Oracle, which signed a $300 billion, five-year cloud computing contract with OpenAI in September 2025, has taken the hardest hit. The company’s stock has roughly halved from its September peak, erasing over $400 billion in market capitalisation. Debt has blown past $100 billion. S&P Global has the company on negative watch for a potential downgrade, and credit default swap costs—essentially insurance against Oracle defaulting—spiked in November and haven’t come back down.Investment bank TD Cowen reported that Oracle may cut 20,000 to 30,000 employees to free up $8–10 billion in cash flow. That money is needed to deliver on infrastructure TD Cowen estimates will require $156 billion in capital spending and around 3 million GPUs. The company has also announced plans to raise $50 billion in fresh debt and equity this year, and is reportedly weighing a sale of Cerner, the healthcare software unit it acquired for $28.3 billion in 2022.Every time Oracle has tried to calm markets—posting on X that it remains “highly confident” in OpenAI’s ability to meet its commitments—the stock has slid further. One venture capitalist called the messaging “literally bank-run language.”
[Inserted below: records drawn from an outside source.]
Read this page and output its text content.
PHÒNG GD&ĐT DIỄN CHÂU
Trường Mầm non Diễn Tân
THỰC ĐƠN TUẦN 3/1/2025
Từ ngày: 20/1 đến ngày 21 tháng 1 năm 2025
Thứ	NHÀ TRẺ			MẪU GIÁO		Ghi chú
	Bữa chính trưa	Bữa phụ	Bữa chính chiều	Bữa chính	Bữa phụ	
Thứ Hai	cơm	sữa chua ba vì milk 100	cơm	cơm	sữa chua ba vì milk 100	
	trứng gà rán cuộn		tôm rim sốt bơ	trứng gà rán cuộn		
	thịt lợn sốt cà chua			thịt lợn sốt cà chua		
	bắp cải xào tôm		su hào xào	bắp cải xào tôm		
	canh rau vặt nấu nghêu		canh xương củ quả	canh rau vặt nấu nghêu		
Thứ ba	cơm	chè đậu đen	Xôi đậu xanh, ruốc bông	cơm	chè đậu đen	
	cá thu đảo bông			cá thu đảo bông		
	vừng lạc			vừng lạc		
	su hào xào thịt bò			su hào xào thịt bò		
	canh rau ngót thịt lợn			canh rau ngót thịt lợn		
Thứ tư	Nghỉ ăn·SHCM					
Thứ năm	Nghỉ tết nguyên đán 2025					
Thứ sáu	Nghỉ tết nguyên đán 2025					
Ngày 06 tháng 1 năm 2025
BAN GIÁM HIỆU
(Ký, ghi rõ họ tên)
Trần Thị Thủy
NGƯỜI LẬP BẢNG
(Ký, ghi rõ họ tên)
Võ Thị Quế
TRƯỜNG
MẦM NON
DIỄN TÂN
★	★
SoftBank keeps raising the stakes even as the original deal gathers dust

SoftBank, meanwhile, is doubling down. The Japanese conglomerate already holds an 11% stake in OpenAI after investing $22.5 billion in December, and is in talks to pour in another $30 billion. Its Vision Funds posted a ¥735 billion quarterly profit, and the stock nearly doubled in 2025. But its Stargate obligations remain tangled, and SoftBank is reportedly exploring 90% debt financing to cover its commitments.The situation got more complicated when Nvidia walked back what had been described as a $100 billion investment in OpenAI. CEO Jensen Huang confirmed the September agreement was non-binding and never closed. That’s a problem—not just for OpenAI’s fundraising math, but for Oracle, which booked the full $300 billion contract in its remaining performance obligations. Whether that number holds depends entirely on OpenAI’s ability to keep raising capital at rising valuations.When The Information’s report dropped last week detailing just how badly Stargate had stalled, Musk resurfaced on X with a two-word response: “Hardware is hard.” He followed up: “Those who have tried to do so at scale will understand.” It was a victory lap, but also a genuine point. The original Stargate announcement promised speed, scale, and $100 billion in immediate spending. What it delivered was a governance mess, stalled construction, and a reminder that announcing infrastructure and actually building it are very different things.